Catatan : Hendry Ch Bangun
Ada suatu masa ketika menjalankan tugas ke luar kota untuk urusan Persatuan Wartawan Indonesia, malam hari kami semua berkumpul untuk meringankan beban pikiran. Lalu ketika di rumah makan atau ruang pertemuan ada musik hidup, satu persatu diminta bernyanyi. Siapapun wajib bernyanyi. Bahkan konon ada pameo, seorang calon pemimpin di PWI harus berani buka suara di depan rekan-rekannya. Kalau menyanyi depan teman saja saja tidak berani, bagaimana dia menghadapi khalayak, kira-kira begitu pembenarannya. Semacam tes mental.
Di era Tarman Azzam almarhum, lagu yang paling banyak dinyanyikan adalah Surga Di Telapak Kaki Ibu gubahan Said Effendi yang popularitasnya tembus sampai ke Semenanjung Malaysia. Liriknya tentang bagaimana jasa seorang ibu mengandung, melahirkan, membesarkan, anaknya dengan penuh kasih sayang, sehingga seumur hidupnya seorang tidak mampu membalas jasa ibunya dan oleh karena itu sebesar apapun baktinya surga itu hanyalah sampai di telapak kaki ibu.
Lagu hits lainnya yang kerap dipilih, Jangan Ada Dusta di Antara Kita, yang disenandungkan Broery Pesolima bersama Dewi Yul. Konon lagu itu juga banyak dinyanyikan di acara pisah sambut para pejabat negara, sipil atau militer. Liriknya memang menarik, tentang dua orang yang pernah punya masa lalu dan ingin menjalin hubungan baru dengan kekasih barunya.
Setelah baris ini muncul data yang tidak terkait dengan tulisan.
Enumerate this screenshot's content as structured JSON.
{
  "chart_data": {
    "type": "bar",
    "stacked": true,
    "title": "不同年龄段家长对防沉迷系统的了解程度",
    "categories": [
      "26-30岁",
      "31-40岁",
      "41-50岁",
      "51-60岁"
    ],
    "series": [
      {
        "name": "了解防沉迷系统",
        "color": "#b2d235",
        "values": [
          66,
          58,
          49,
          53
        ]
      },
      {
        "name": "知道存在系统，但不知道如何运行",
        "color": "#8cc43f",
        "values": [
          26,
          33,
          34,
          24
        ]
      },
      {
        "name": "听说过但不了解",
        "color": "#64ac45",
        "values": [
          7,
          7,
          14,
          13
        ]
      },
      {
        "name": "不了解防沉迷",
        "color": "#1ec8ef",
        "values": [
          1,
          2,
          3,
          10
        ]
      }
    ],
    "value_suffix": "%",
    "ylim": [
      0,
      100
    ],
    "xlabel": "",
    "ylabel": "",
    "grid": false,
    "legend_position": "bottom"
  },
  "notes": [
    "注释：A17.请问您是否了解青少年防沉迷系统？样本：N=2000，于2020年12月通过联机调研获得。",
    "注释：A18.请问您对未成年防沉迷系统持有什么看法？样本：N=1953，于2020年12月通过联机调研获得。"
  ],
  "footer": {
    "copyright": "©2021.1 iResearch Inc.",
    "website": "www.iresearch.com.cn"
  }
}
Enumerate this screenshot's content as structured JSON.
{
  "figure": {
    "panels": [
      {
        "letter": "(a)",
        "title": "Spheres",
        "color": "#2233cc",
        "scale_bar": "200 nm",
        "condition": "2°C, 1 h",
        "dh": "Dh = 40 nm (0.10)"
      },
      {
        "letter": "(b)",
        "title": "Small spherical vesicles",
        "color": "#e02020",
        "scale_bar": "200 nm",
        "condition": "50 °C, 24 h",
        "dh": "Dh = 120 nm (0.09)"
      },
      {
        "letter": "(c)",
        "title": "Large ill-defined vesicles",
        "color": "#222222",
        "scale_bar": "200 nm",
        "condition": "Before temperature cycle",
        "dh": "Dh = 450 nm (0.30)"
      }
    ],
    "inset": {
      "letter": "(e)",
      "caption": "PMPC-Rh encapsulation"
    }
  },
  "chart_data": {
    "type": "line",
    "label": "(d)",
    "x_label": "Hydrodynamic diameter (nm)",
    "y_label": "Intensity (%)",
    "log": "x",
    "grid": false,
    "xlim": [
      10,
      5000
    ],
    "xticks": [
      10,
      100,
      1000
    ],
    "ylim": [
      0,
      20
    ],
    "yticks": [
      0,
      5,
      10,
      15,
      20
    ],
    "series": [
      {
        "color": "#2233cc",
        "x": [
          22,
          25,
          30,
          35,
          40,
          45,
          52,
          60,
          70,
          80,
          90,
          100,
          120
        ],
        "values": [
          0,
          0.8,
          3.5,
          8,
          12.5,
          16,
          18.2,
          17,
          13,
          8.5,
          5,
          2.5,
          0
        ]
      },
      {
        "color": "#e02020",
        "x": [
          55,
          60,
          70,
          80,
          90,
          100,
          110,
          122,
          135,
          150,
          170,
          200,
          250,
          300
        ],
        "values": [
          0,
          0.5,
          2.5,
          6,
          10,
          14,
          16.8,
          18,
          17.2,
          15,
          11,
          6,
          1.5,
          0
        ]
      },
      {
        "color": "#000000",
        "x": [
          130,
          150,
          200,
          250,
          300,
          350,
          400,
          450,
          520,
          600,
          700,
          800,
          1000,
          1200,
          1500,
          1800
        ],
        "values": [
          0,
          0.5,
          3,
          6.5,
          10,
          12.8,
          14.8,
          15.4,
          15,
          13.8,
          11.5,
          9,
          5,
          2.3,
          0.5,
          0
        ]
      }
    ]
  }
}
Keduanya menyatakan ya itulah kenyataannya, kalau mau jadi ya ayolah, yang penting setelah bersama jangan lagi ada kebohongan di rumah tangga.
Tapi lebih dari makna intrinsik lagu, sebenarnya mengapa lagu ini dinyanyikan acara rekan sejawat adalah seperti menggambarkan prinsip kolegialisme, kebersamaan korps. Kalau sudah menjadi keluarga besar, tidak boleh ada dusta, kebohongan, sampaikan saja apa adanya untuk dibicarakan. Singkirkan semua perbedaan, mari jalin kebersamaan.
Nah, lagu favorit berikutnya adalah Jangan Sampai Tiga Kali yang dipopulerkan oleh tiga penyanyi dari Medan, Trio Ambisi. Meskipun penampilan seadanya, tiga orang ini berhasil menyajikan kombinasi suara apik dan enak didengar. Isinya bercerita tentang bagaimana seorang pemuda masih memberi kesempatan kepada kekasihnya yang melakukan perselingkuhan untuk kembali kepadanya. Meskipun sakit hati, dia masih mau memaafkan. Tapi pesannya jelas, “jangan sampai tiga kali”. Mungkin karena sudah terpergok dua kali. Sebab sejatinya tidak ada orang yang memberi maaf untuk urusan kesetiaan itu, kecuali orang itu luar biasa sabarnya. Sekali salah saja pasti sudah diputuskan hubungan, atau digugat cerai kalau sudah terlanjur naik ke jenjang perkawinan.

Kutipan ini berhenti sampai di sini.